# Part 1: Introduction and First Steps

# Introduction: Are New Federal Laws Getting Longer on Average and Shorter in Number?
Discussions of democratic decline in the United States have grown immensely, especially in the years since the election of former president Donald Trump in 2016. While voter-facing affronts on the electoral system such as camaign finance, voter supression, and gerrymandering have all drawn well-deserved attention from activists, members of the media, and researchers, less is known about the state of our democracy *inside* the halls of Congress. While its broadly understood that corporate capture and the influence of wealthy elites over the legislative process is a growing problem, less is known about how congresssional processes have changed over time. 

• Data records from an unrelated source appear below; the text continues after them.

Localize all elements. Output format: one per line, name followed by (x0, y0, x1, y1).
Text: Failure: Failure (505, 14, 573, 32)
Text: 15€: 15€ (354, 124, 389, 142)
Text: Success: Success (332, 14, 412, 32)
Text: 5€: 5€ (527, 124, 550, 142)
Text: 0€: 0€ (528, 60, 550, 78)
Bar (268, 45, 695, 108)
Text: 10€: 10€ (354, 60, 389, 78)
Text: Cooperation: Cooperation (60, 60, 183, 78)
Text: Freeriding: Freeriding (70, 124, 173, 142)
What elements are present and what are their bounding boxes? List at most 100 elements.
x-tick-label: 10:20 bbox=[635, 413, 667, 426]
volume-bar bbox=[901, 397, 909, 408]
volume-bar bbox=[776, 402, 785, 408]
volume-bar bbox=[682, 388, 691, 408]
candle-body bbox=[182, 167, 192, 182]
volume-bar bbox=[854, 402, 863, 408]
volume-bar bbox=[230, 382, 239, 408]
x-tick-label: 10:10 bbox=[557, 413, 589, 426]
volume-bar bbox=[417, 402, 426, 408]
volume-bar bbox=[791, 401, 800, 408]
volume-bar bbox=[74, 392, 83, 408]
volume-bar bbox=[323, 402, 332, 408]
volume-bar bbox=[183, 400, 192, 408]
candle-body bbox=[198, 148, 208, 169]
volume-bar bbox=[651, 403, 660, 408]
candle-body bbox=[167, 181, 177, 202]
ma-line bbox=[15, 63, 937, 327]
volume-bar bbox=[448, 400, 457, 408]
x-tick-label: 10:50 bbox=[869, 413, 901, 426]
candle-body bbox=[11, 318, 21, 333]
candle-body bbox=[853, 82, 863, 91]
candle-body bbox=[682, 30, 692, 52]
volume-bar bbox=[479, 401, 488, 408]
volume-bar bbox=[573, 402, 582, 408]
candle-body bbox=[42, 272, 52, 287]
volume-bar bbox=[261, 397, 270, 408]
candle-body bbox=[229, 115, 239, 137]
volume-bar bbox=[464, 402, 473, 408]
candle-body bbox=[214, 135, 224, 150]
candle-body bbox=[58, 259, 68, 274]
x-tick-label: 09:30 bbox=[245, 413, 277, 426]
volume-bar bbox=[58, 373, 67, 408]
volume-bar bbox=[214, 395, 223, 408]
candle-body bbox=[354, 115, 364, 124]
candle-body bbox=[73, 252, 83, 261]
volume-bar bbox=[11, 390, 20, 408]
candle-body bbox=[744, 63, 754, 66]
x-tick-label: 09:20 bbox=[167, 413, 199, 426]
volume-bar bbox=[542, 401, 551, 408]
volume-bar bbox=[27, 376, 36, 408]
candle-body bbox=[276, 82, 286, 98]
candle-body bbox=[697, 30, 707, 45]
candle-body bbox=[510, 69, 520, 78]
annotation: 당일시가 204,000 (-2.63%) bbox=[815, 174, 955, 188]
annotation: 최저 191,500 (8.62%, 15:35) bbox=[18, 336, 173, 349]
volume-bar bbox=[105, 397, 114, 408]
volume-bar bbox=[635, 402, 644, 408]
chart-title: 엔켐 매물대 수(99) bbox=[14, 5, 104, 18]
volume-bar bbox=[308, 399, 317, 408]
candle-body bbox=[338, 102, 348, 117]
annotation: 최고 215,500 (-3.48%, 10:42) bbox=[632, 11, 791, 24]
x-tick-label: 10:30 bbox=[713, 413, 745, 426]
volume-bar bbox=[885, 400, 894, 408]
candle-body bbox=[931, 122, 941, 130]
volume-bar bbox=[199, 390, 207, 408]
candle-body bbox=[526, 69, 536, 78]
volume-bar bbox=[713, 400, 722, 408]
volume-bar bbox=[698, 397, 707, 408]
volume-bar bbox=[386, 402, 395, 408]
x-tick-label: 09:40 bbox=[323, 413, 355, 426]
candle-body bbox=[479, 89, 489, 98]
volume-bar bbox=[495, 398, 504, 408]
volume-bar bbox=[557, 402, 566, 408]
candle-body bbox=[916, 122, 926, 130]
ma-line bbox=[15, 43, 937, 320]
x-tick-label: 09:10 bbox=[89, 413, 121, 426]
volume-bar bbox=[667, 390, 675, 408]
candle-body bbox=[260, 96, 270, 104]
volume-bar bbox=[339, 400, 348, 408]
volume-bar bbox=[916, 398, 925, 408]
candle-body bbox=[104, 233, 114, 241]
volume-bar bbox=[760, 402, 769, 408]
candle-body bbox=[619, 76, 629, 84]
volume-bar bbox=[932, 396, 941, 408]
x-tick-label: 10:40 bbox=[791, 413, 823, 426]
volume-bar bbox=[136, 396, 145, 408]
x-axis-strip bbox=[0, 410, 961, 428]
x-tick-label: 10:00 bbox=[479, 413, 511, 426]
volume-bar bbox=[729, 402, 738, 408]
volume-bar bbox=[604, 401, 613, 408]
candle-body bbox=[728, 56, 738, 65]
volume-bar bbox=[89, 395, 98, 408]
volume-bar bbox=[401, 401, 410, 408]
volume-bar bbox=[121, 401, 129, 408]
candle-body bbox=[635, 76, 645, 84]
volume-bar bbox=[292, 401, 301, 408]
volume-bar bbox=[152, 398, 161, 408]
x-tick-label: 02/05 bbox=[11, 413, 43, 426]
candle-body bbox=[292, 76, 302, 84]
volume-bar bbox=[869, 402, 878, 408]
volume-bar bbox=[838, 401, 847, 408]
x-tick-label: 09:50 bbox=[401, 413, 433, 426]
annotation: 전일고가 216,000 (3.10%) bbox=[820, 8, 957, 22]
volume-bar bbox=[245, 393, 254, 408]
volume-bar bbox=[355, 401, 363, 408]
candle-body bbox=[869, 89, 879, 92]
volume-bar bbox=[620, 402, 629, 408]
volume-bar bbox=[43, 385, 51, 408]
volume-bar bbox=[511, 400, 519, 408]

One major claim that I had heard from congressional commentators was that legislation is becoming more concentrated into massive, so-called omnibus bills, where corrupt payouts and bizarr, unpopular laws that benefit the elite and corporations can be buried under a mountain of words. Anecdotal accounts from some members of congress and activists seemed plausible, but no one had proven them empirically--until now. The goal of this data-driven research project is to draw upon the vast, publically available datasets on bills that have been enacted into law (meaning passed by both houses of Congress and signed by the president), including metatdata and full text of the bills themselves, to attempt to answer this question. Starting with a manageable but still vast sample of the last ten congressional sessions (each session spanning 2 years), I will examine every piece of legislation enacted over the nearly 20 years between 1999 and 2018 to illuminate just how conerned citizens should be about the alleged concentration of federal lawmaking.

# Step 1: Download bulk datasets from ProPublica's Congress Database
The nonprofit investigative news outlet, ProPublica maintains a complete database of all legislation that has been introduced in the U.S. Congress. It draws this publically available data from the government website, Congress.gov, and packages it all in a set of zip files arranged by the legislative year (which spans two calendar years). It includes metadata on each bill, including sponsors, cosponsors, committee actions, floor votes and a summary, in addition to the last date of modification. This data source bulk download can be found here: https://www.propublica.org/datastore/dataset/congressional-data-bulk-legislation-bills, although the actual files themselves are hosted on an amazon web services URL (visible below).

This Jupyter notebook is devoted to the sole task of downloading the bulk data on all bills for the Congressional sessions that I am interested in. For the purpose of this analysis, I will be examining the 10 full Congressional sessions from the 106th Congress through the 115th, spanning roughly a 19-year period from 1999-2018. After some research, I determined this period to reach far back enough to be informative while still serving as a manageable dataset for the scope of this project. The datasets intentionally excludes the current 116th and 117th Congress, since data was found to be missing for several bills passed during the 116th and the 117th has not yet concluded.

## 1.1: Importing relevant packages

In [3]:
import requests
import zipfile
import io
from tqdm.notebook import tqdm

## 1.2: Creating a new directory called `data`

We will store the downloaded zip files for each session here.

In [7]:
!mkdir -p data

## 1.3: Download data 

I use a for loop that specifies only the desired congressional sessions (106-116).

Because I already downloaded data for congresses 111-116th congresses, I comment that code out below.

In [8]:
# for n in tqdm(range(111, 116)):
#     url = f'https://s3.amazonaws.com/pp-projects-static/congress/bills/{n}.zip'
#     r = requests.get(url)
#     z = zipfile.ZipFile(io.BytesIO(r.content))
#     z.extractall(f'data/{n}')

  0%|          | 0/5 [00:00<?, ?it/s]

In [4]:
# download data for 106th-110th congresses
for n in tqdm( list(range(106, 111)) ):
    url = f'https://s3.amazonaws.com/pp-projects-static/congress/bills/{n}.zip'
    r = requests.get(url)
    z = zipfile.ZipFile(io.BytesIO(r.content))
    z.extractall(f'data/{n}')

  0%|          | 0/6 [00:00<?, ?it/s]